Until this week, Microsoft officials presented an unambiguous position on search: Microsoft is No. 3, but it would keep trying and trying until it unseated Google. To get there, Microsoft planned to pour time and money into building both its desination search (www.live.com) search and convenience search (i.e., Live Search integrated into Microsoft and third-party sites and products) offerings and strategies.
But starting this week, various Microsoft brass began spreading some very different messages about Microsoft's search ambitions. In an interview with News.com, Live Search chief Satya Nadella made it clear that Microsoft's new, nearer-term (and more attainable) target is getting its base of Live Searchers to do more searching on MSN by improving the relevance, speed and size of the Live Search index. Nadella told News.com:
"I would say that in the fall you will see us, just because these 70 million users (who have tried Live Search) today are our lowest hanging fruit in terms of being able to increase the engagement with them, that we will put a lot of energy in just marketing ourselves through MSN."

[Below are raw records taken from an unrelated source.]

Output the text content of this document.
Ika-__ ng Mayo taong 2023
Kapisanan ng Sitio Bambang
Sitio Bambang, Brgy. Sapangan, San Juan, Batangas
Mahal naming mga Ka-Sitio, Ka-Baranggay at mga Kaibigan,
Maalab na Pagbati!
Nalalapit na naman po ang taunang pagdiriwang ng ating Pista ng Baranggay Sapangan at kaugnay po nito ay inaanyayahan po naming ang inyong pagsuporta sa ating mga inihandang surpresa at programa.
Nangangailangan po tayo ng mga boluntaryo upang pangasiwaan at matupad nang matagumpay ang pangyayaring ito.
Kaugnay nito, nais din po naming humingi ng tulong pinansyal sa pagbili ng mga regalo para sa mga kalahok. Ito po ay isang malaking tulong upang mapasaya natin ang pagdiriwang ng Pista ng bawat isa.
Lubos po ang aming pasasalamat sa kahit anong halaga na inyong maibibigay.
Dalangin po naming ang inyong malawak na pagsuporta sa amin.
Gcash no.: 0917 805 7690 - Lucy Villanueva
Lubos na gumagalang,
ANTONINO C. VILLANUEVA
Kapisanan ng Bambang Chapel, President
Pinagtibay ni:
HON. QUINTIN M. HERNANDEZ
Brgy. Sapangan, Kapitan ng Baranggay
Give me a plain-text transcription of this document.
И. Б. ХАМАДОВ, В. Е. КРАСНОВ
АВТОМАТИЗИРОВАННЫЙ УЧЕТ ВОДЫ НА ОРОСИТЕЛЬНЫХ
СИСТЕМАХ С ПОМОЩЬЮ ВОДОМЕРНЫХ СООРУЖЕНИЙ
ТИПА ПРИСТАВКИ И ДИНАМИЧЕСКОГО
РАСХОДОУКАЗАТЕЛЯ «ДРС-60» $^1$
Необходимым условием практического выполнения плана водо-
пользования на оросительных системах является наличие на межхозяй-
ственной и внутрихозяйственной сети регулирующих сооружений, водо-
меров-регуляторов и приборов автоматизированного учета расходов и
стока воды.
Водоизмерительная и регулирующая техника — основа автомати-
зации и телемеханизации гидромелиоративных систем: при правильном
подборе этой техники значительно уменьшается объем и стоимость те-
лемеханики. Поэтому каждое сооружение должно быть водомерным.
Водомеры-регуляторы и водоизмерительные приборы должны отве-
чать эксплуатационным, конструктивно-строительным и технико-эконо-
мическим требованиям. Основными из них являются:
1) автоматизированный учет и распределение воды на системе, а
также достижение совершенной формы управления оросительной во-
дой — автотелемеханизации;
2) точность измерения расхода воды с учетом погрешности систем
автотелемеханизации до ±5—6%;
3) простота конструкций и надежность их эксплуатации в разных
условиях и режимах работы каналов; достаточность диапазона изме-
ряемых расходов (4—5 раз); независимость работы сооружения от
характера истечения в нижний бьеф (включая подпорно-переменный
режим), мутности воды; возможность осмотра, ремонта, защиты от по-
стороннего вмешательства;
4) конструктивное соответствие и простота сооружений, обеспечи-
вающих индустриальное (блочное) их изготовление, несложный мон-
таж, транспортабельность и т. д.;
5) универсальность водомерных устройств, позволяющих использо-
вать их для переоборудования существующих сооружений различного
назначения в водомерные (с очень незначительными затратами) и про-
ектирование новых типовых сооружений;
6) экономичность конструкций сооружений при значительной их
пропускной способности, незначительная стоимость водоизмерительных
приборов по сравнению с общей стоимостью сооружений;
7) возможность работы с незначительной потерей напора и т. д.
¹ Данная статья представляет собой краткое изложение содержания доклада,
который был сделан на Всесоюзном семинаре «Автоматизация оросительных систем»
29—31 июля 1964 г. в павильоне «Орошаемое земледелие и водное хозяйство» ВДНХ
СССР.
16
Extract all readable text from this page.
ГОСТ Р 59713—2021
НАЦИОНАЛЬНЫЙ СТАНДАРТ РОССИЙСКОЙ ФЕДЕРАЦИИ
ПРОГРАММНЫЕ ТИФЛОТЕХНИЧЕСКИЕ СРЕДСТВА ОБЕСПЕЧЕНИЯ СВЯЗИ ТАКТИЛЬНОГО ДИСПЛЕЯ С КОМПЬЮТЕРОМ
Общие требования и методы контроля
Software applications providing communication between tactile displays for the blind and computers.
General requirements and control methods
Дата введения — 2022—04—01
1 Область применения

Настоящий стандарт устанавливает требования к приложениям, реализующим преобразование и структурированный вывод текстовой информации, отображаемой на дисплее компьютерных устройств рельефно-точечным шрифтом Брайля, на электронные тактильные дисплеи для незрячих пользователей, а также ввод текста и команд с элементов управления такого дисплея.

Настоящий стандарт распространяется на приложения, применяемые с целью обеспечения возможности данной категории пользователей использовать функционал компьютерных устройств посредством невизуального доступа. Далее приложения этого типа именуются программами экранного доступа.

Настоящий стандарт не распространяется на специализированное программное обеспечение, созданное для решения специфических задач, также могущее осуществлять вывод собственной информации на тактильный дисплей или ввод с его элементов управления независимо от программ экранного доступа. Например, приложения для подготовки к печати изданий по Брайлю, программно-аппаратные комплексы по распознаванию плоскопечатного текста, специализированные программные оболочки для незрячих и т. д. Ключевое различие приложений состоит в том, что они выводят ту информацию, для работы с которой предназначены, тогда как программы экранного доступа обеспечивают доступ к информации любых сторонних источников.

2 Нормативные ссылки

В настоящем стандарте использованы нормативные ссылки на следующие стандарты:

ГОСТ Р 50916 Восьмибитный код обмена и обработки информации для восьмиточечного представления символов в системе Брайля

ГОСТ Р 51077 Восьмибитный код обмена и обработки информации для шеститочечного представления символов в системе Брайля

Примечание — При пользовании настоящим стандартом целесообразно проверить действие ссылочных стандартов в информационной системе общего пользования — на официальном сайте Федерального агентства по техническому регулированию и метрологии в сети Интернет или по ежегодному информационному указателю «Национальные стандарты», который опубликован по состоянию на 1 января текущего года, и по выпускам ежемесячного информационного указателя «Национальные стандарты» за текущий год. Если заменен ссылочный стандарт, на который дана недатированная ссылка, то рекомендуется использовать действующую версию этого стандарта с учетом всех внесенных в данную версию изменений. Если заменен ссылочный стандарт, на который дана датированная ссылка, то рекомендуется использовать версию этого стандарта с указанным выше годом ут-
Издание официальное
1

On the advertising side of the house, Microsoft, Microsoft is downplaying even more its one-time goal of catching Google. Brian McAndrews, Senior Vice President of Microsoft's Advertiser and Publisher Solutions (APS) Group, told the New York Times that Microsoft is trying to decouple online advertising from Web search. Instead of tying advertising to search results, Microsoft is proposing a new ad-measurement system called "conversion attribution," which, the Times explains
"would track all of the online places where consumers see ads and give advertisers a fuller picture of the various ways that consumers reach them. Tracking is important, because the site that gets credit for prompting a user’s visit is the one that gets paid for it."
Instead of assuming that users click on an ad because they discovered it via Google's search engine, Microsoft's contention is that people often go to an ad after seeing information elsewhere. The Atlas division of Microsoft's aQuantive subsidiary will allow advertisers to see "a log of all the places on the Internet where people see ads before going to the advertisers’ Web sites," the New York Times said. "The data is based on individual computers’ electronic signatures, not individual people."
Microsoft is not going quite so far as to say that search market share doesn't matter -- to vendors, consumers or advertisers. But company officials are definitely trying to change the way success is measured in the search space, which isn't surprising, given that Microsoft still can't seem to break the 15 percent search market share milestone.
Meanwhile, in Washington, D.C., Microsoft is attempting to change the ground rules around search in a different way -- by testifying before Congress as to why Google's proposed merger with DoubleClick is anticompetitive. Read my ZDNet blogging colleague Larry Dignan's dueling-banjos take on the Microsoft and Google testimony here.
Will any of these moves give Microsoft a leg up in the growing online-advertising space? The jury's still out on that one (pun intended).